Наши звезды. Се, творю | страница 23
Дружба дружбой, смятенно думал Корховой, а как бы дружбан не вывернул тему орбитального самолета в своих оборонных надобностях. Подшустрит, и сам напишет, и снимет все сливки. Застолбит объект. Чего доброго, и бабки на себя оттянет. Этот финт вполне возможен, и с какой такой радости? Он, что ли, мечтал о звездах? Он холил и отращивал долгожданный контакт с ТВ? Он унижался перед щенком-менеджером? Дудки, думал Корховой, все более ожесточаясь, это моя тема!
Это наша корова, и мы ее доим!
– Ну, конечно, – согласился Фомичев, отворачиваясь. – Хотя… Может, в следующий раз. В общем, держи меня в курсе, лады?
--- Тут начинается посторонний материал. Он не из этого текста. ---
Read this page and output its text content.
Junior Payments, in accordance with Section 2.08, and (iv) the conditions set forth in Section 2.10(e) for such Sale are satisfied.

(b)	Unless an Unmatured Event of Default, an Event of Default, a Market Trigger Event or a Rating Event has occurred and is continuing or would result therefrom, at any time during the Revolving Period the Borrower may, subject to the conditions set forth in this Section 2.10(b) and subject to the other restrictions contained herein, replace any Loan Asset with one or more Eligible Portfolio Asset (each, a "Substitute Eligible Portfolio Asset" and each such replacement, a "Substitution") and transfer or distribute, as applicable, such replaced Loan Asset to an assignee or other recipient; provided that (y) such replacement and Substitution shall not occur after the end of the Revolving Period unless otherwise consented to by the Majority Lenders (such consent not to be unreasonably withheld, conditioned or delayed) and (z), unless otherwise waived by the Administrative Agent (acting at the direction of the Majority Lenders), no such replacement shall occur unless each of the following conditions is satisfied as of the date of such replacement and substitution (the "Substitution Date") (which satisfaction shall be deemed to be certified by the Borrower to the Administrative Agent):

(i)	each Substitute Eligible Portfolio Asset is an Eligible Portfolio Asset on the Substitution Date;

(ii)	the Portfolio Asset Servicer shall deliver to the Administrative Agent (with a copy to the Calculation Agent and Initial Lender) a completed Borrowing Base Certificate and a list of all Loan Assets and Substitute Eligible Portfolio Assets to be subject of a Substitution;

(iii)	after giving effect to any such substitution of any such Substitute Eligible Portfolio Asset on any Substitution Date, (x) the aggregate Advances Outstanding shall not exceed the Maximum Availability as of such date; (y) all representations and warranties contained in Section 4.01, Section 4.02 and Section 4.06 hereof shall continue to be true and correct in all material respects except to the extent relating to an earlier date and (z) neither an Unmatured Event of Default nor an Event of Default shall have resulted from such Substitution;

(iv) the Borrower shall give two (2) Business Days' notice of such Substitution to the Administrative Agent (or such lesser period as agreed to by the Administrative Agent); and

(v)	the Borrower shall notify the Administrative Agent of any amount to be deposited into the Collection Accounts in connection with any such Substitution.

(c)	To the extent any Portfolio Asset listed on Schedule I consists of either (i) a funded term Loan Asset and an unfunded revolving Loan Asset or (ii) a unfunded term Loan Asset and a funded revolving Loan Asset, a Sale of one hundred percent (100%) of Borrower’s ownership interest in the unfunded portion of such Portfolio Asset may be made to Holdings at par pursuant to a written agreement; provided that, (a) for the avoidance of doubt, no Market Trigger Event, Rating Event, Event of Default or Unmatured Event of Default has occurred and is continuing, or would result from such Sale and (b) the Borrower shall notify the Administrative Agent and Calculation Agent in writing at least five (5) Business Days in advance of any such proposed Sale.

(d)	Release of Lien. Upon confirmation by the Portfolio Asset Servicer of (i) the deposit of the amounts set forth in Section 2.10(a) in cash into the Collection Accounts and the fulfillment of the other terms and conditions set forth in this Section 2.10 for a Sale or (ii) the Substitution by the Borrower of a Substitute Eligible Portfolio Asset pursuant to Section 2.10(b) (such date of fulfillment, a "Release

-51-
– О чем разговор, начальник! Положись!
В свете ярких фонарей они долго стояли, обнявшись, неподалеку от входа в метро и невнятно бубнили друг другу на прощание товарищеские приятности. Вполголоса, чтобы не искушать судьбу (“Вон нашего брата журналиста уже в вытрезвителях мочить начали…”), спели: “Как здорово, что все мы здесь сегодня собрались”. Фомичев, играя в “Иронию судьбы”, все заклинал: “Тише, тише… Под крылом самолета о чем-то поет…” Потом заботливо спросил: “Ты доедешь? В вагоне не задрыхнешь? Может, проводить?” Корховой мотал висячей головой, мутно отнекиваясь: хотелось остаться одному, потому что было стыдно.
Уже неподалеку от дома он, пошатываясь, как встарь, зашел в ближайший магазин, купил бутылку самой дорогой водки и в одиночку выхлебал ее ночью и утром.
Жизнь оказалась не дружбой в стужу, а грызней над костью, и этого предательства он не мог ей простить.
3
Попрощавшись с Корховым, он медленно двинулся по запруженной, тесной Большой Полянке к Якиманской набережной. Торопиться было некуда. Настроение оставляло желать много лучшего, а бесцельная осенняя прогулка, как правило, успокаивала. Хотелось верить, что и на сей раз поможет. И уж всяко выветрит излишний хмель.
Встреча с Корховым надежд не оправдала. Жаль.
Славный парень Степка, но что-то с ним явно происходило в последнее время не то. Фомичев голову бы дал на отсечение, что еще полгода назад его осторожная, намеком проброшенная просьба поехать в “Полдень” вдвоем была бы встречена с распростертыми объятиями. А теперь – нет, зажался. Хочет встретиться со старой любовью без помех, без свидетелей? Стесняется? Боится быть сызнова отвергнутым, а уж если так, то хотя бы не прилюдно? Может быть… Ничего иного, во всяком случае, Фомичеву на ум не приходило.
Ладно, это не важно. Важно то, что надежная нить связи с “Полуднем”, которая так удачно установилась у него более года назад, лопнула, и замену ей найти пока не удавалось. А это из рук вон плохо.